This question raises the issue of the role of precedent. In order to examine the statement, scrutiny of the doctrine of the judicial precedent is required.
Case law is used to describe the collection of reported decisions of the courts, and the principles which stem from them. Lord Macmillan made this observation that the case by case development is superior to those based on hypothetical models.
“.....any fixed theory and that principles always fail because they never seem to fit the case in hand, and so prefers to leave theory and principle alone.”
The doctrine of judicial binding precedent, concerns itself with the importance of case law. When cases are examined, the facts of the case are considered. More importantly, how the law applies to these facts is scrutinised. It is the latter that produces precedent, based on the maxim of stare decisis. Precedent can only operate, if the legal reasons for past decisions are known. The ‘reason for deciding’ or ratio decidendi, as a general rule is binding on all lower courts.
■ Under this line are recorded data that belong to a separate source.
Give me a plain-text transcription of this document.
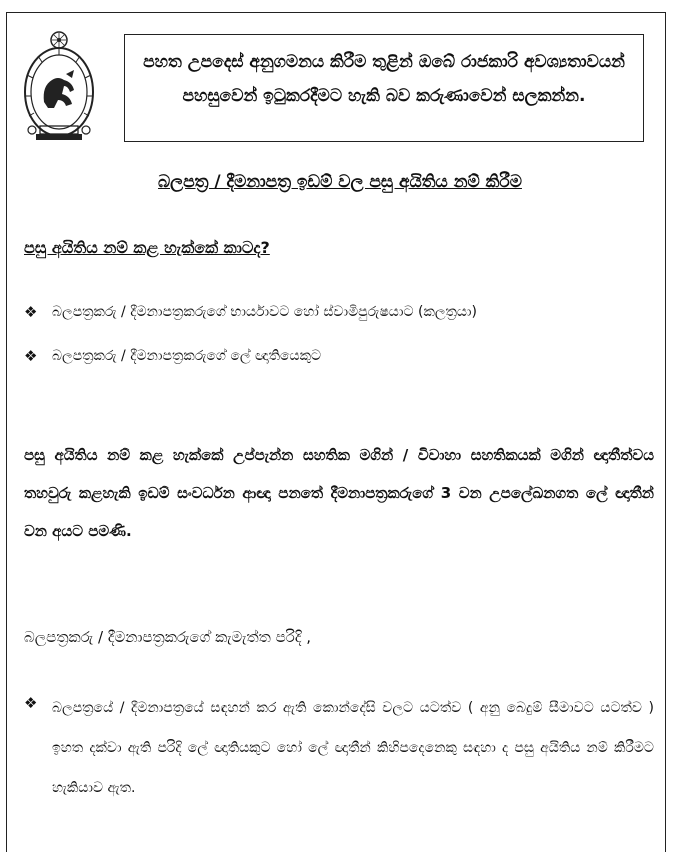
පහත උපදෙස් අනුගමනය කිරීම තුළින් ඔබේ රාජකාරි අවශ්‍යතාවයන් පහසුවෙන් ඉටුකරදීමට හැකි බව කරුණාවෙන් සලකන්න.
බලපත්‍ර / දීමනාපත්‍ර ඉඩම් වල පසු අයිතිය නම් කිරීම
පසු අයිතිය නම් කළ හැක්කේ කාටද?
❖	බලපත්‍රකරු / දීමනාපත්‍රකරුගේ භාර්යාවට හෝ ස්වාමිපුරුෂයාට (කලත්‍රයා)
❖	බලපත්‍රකරු / දීමනාපත්‍රකරුගේ ලේ ඥාතියෙකුට
පසු අයිතිය නම් කළ හැක්කේ උප්පැන්න සහතික මගින් / විවාහා සහතිකයක් මගින් ඥාතීත්වය තහවුරු කළහැකි ඉඩම් සංවර්ධන ආඥා පනතේ දීමනාපත්‍රකරුගේ 3 වන උපලේඛනගත ලේ ඥාතීන් වන අයට පමණි.
බලපත්‍රකරු / දීමනාපත්‍රකරුගේ කැමැත්ත පරිදි ,
❖	බලපත්‍රයේ / දීමනාපත්‍රයේ සඳහන් කර ඇති කොන්දේසි වලට යටත්ව ( අනු බෙදුම් සීමාවට යටත්ව ) ඉහත දක්වා ඇති පරිදි ලේ ඥාතියකුට හෝ ලේ ඥාතීන් කිහිපදෙනෙකු සඳහා ද පසු අයිතිය නම් කිරීමට හැකියාව ඇත.
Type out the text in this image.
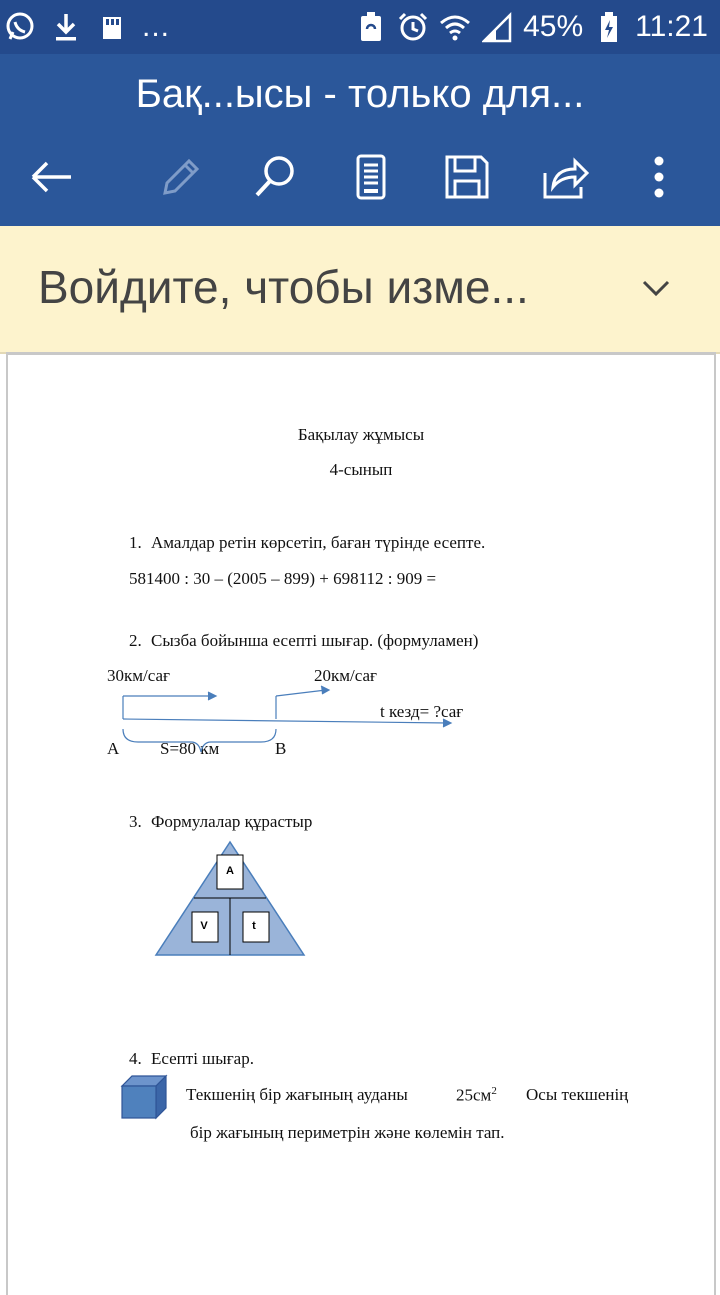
...	45% 11:21
Бақ...ысы - только для...
Войдите, чтобы изме...
Бақылау жұмысы
4-сынып
1. Амалдар ретін көрсетіп, баған түрінде есепте.
581400 : 30 – (2005 – 899) + 698112 : 909 =
2. Сызба бойынша есепті шығар. (формуламен)
30км/сағ	20км/сағ
t кезд= ?сағ
А S=80 км	В
3. Формулалар құрастыр
A
V	t
4. Есепті шығар.
Текшенің бір жағының ауданы	$25см^2$ Осы текшенің
бір жағының периметрін және көлемін тап.
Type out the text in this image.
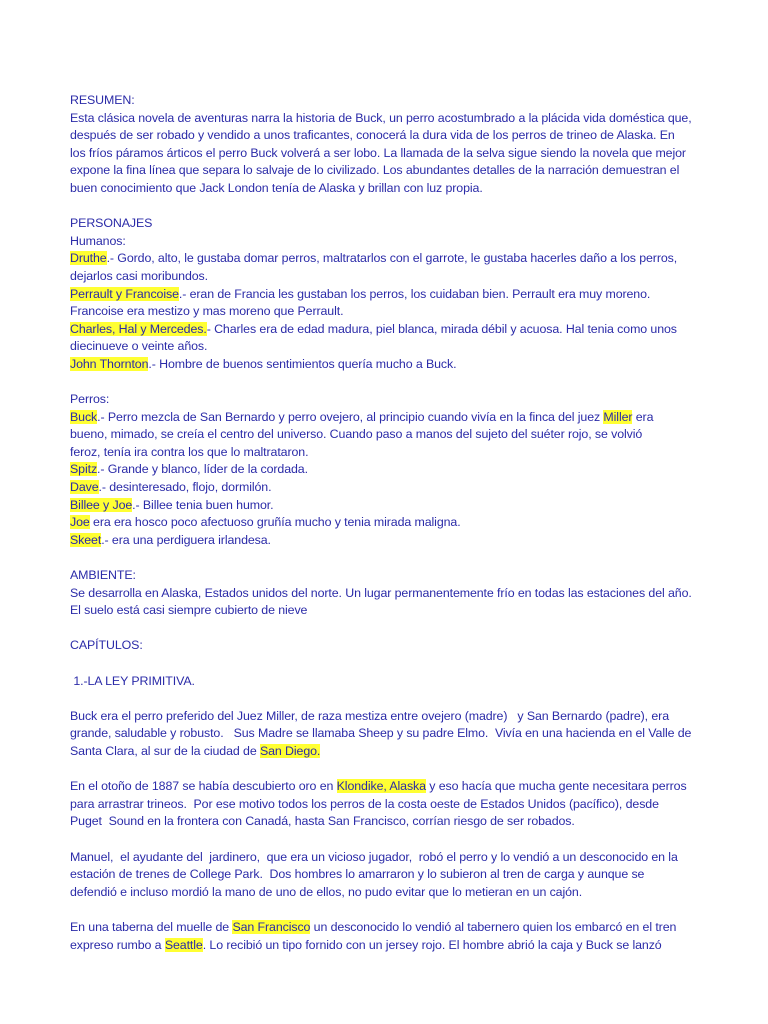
RESUMEN:
Esta clásica novela de aventuras narra la historia de Buck, un perro acostumbrado a la plácida vida doméstica que,
después de ser robado y vendido a unos traficantes, conocerá la dura vida de los perros de trineo de Alaska. En
los fríos páramos árticos el perro Buck volverá a ser lobo. La llamada de la selva sigue siendo la novela que mejor
expone la fina línea que separa lo salvaje de lo civilizado. Los abundantes detalles de la narración demuestran el
buen conocimiento que Jack London tenía de Alaska y brillan con luz propia.
PERSONAJES
Humanos:
Druthe.- Gordo, alto, le gustaba domar perros, maltratarlos con el garrote, le gustaba hacerles daño a los perros,
dejarlos casi moribundos.
Perrault y Francoise.- eran de Francia les gustaban los perros, los cuidaban bien. Perrault era muy moreno.
Francoise era mestizo y mas moreno que Perrault.
Charles, Hal y Mercedes.- Charles era de edad madura, piel blanca, mirada débil y acuosa. Hal tenia como unos
diecinueve o veinte años.
John Thornton.- Hombre de buenos sentimientos quería mucho a Buck.
Perros:
Buck.- Perro mezcla de San Bernardo y perro ovejero, al principio cuando vivía en la finca del juez Miller era
bueno, mimado, se creía el centro del universo. Cuando paso a manos del sujeto del suéter rojo, se volvió
feroz, tenía ira contra los que lo maltrataron.
Spitz.- Grande y blanco, líder de la cordada.
Dave.- desinteresado, flojo, dormilón.
Billee y Joe.- Billee tenia buen humor.
Joe era era hosco poco afectuoso gruñía mucho y tenia mirada maligna.
Skeet.- era una perdiguera irlandesa.
AMBIENTE:
Se desarrolla en Alaska, Estados unidos del norte. Un lugar permanentemente frío en todas las estaciones del año.
El suelo está casi siempre cubierto de nieve
CAPÍTULOS:
1.-LA LEY PRIMITIVA.
Buck era el perro preferido del Juez Miller, de raza mestiza entre ovejero (madre)   y San Bernardo (padre), era
grande, saludable y robusto.   Sus Madre se llamaba Sheep y su padre Elmo.  Vivía en una hacienda en el Valle de
Santa Clara, al sur de la ciudad de San Diego.
En el otoño de 1887 se había descubierto oro en Klondike, Alaska y eso hacía que mucha gente necesitara perros
para arrastrar trineos.  Por ese motivo todos los perros de la costa oeste de Estados Unidos (pacífico), desde
Puget  Sound en la frontera con Canadá, hasta San Francisco, corrían riesgo de ser robados.
Manuel,  el ayudante del  jardinero,  que era un vicioso jugador,  robó el perro y lo vendió a un desconocido en la
estación de trenes de College Park.  Dos hombres lo amarraron y lo subieron al tren de carga y aunque se
defendió e incluso mordió la mano de uno de ellos, no pudo evitar que lo metieran en un cajón.
En una taberna del muelle de San Francisco un desconocido lo vendió al tabernero quien los embarcó en el tren
expreso rumbo a Seattle. Lo recibió un tipo fornido con un jersey rojo. El hombre abrió la caja y Buck se lanzó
It is important to distinguish between the different types of precedent. Original precedent concerns a point of law that hasn’t been decided. What is derived from this is, a new precedent for future use.
Binding precedent stems from earlier case law and must be followed. Persuasive precedent is not binding, but courts may take it in to consideration when considering a particular principle.
The statement suggests that precedent does not develop different principles ‘into a coherent whole’. This is supported by the fact that the sheer volume of decided cases, increases all the time. Judgements are often long, and not necessarily ‘coherent’ in nature. This continuous nature of the judgements makes it very difficult to distinguish between the ratio decidendi and obiter dicta, as seen in Donoghue v Stephenson.
In order to avoid binding precedents, judges have sought to distinguish cases on differing facts.